The above description is only one specific embodiment of the present application, but the scope of the present application is not limited thereto, and any changes or substitutions that can be easily conceived by those skilled in the art within the technical scope of the present application should be covered by the scope of the present application. Therefore, the protection scope of the present application shall be subject to the protection scope of the claims.

Claims

1. A text matching method based on artificial intelligence is characterized by comprising the following steps:

2. The method of claim 1, wherein the first regression model is a regression model determined based on a deformed bi-directional code characterization BERT model; wherein, the loss function of the regression model is a mean square error function, and the activation function is a logistic Sigmoid function.

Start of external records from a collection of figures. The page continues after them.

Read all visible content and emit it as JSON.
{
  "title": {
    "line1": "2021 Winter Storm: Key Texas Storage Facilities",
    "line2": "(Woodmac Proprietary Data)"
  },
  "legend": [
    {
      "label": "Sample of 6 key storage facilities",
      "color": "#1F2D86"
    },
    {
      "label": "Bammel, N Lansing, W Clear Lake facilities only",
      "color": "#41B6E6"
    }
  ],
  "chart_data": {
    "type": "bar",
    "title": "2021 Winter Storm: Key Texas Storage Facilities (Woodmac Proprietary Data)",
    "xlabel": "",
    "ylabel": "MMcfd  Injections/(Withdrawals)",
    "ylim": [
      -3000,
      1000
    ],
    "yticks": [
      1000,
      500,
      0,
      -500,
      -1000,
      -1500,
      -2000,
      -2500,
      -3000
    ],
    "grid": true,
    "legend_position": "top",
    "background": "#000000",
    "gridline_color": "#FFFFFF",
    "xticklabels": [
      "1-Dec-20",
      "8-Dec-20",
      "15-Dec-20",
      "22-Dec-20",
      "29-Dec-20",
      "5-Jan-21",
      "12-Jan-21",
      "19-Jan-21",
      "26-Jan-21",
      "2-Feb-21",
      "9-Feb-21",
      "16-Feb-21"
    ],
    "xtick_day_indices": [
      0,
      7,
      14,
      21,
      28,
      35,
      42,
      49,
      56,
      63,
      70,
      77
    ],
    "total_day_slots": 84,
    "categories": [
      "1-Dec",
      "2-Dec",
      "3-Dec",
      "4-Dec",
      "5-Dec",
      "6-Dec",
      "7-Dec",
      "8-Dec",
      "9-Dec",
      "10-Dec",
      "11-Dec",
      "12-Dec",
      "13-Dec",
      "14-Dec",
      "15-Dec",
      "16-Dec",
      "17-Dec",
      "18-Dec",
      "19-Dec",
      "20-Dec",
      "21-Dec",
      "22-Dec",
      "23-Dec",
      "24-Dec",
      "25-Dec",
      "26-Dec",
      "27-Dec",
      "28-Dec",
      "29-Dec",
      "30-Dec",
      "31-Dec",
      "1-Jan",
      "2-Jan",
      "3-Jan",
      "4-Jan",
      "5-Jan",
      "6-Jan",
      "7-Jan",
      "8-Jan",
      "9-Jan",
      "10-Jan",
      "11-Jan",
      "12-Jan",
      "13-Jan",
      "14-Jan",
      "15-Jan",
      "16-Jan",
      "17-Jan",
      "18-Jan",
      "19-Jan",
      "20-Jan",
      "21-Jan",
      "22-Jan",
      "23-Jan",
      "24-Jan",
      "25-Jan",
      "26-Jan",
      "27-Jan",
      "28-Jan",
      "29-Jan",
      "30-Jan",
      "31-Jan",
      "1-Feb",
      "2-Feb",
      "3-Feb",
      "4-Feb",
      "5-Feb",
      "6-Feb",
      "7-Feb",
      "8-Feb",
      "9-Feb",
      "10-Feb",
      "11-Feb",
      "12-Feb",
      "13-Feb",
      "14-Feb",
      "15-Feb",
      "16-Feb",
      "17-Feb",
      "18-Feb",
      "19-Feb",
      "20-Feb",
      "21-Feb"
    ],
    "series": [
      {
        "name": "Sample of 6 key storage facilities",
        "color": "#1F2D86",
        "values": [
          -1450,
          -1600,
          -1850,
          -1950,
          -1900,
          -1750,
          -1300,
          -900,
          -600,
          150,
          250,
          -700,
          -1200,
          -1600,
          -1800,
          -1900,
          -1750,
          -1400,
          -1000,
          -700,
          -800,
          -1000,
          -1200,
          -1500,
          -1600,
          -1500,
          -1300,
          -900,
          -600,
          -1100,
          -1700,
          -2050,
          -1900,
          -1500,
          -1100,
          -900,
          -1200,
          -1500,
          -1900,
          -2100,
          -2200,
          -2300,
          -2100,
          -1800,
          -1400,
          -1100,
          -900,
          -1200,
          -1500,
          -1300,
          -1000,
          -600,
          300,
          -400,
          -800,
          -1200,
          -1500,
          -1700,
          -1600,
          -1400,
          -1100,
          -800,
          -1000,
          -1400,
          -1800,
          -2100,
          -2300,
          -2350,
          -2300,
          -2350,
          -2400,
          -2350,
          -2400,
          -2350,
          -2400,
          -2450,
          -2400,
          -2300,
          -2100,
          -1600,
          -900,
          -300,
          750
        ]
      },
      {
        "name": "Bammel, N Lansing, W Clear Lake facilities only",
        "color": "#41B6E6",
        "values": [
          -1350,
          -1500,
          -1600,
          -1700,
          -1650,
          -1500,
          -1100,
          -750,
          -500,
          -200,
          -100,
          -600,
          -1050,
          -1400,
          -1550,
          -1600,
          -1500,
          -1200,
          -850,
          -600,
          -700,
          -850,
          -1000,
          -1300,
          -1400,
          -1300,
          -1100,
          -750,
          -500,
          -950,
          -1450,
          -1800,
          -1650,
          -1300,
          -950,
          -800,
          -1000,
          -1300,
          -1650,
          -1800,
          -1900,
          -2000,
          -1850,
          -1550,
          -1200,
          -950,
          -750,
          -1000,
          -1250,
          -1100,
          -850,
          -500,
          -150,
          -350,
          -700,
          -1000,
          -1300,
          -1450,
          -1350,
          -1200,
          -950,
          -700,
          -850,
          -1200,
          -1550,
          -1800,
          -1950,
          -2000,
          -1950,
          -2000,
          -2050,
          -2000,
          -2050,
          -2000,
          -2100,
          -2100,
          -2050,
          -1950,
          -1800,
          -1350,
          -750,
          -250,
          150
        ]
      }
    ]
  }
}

3. The method of claim 2, wherein determining input data of a first regression model according to the first text and the second text, and determining similarity between the first text and the second text through the first regression model comprises:

inputting the first text and the second text into the first regression model, extracting a feature vector through the first regression model, and determining the similarity of the first text and the second text.

4. The method according to any one of claims 1-3, further comprising:

determining the association attribute of the target text according to the text content contained in the subject and the body, wherein the association attribute is used for embodying the association degree of the subject and the body in the text dimension;

the determining the matching degree of the first text and the second text according to the similarity comprises:

5. The method of claim 4, wherein the association attribute comprises at least one of a longest common subsequence ratio of the topic to the text content, and a number of times a keyword of the topic appears in the text content.

6. The method according to claim 1, wherein when the target text is a composition to be amended, the second text is a text content of at least one natural segment included in the body.

7. The method according to claim 1, wherein when the target text is a composition to be amended, the method further comprises:

acquiring the second text and a third text, wherein the second text is the text content of a natural segment contained in the text body, and the third text is the text content of one natural segment in the natural segments adjacent to the second text;

determining input data of a first regression model according to the second text and the third text, and determining the similarity of the second text and the third text through the first regression model;

and determining the matching degree of the second text and the third text according to the similarity.

8. An artificial intelligence based text matching apparatus, comprising: the device comprises an acquisition unit, a similarity unit and a matching degree unit;

9. An apparatus for text matching, the apparatus comprising a processor and a memory:

the processor is configured to perform the method of any of claims 1-7 according to instructions in the program code.

10. A computer-readable storage medium, characterized in that the computer-readable storage medium is used to store a computer program for performing the method of any one of claims 1-7.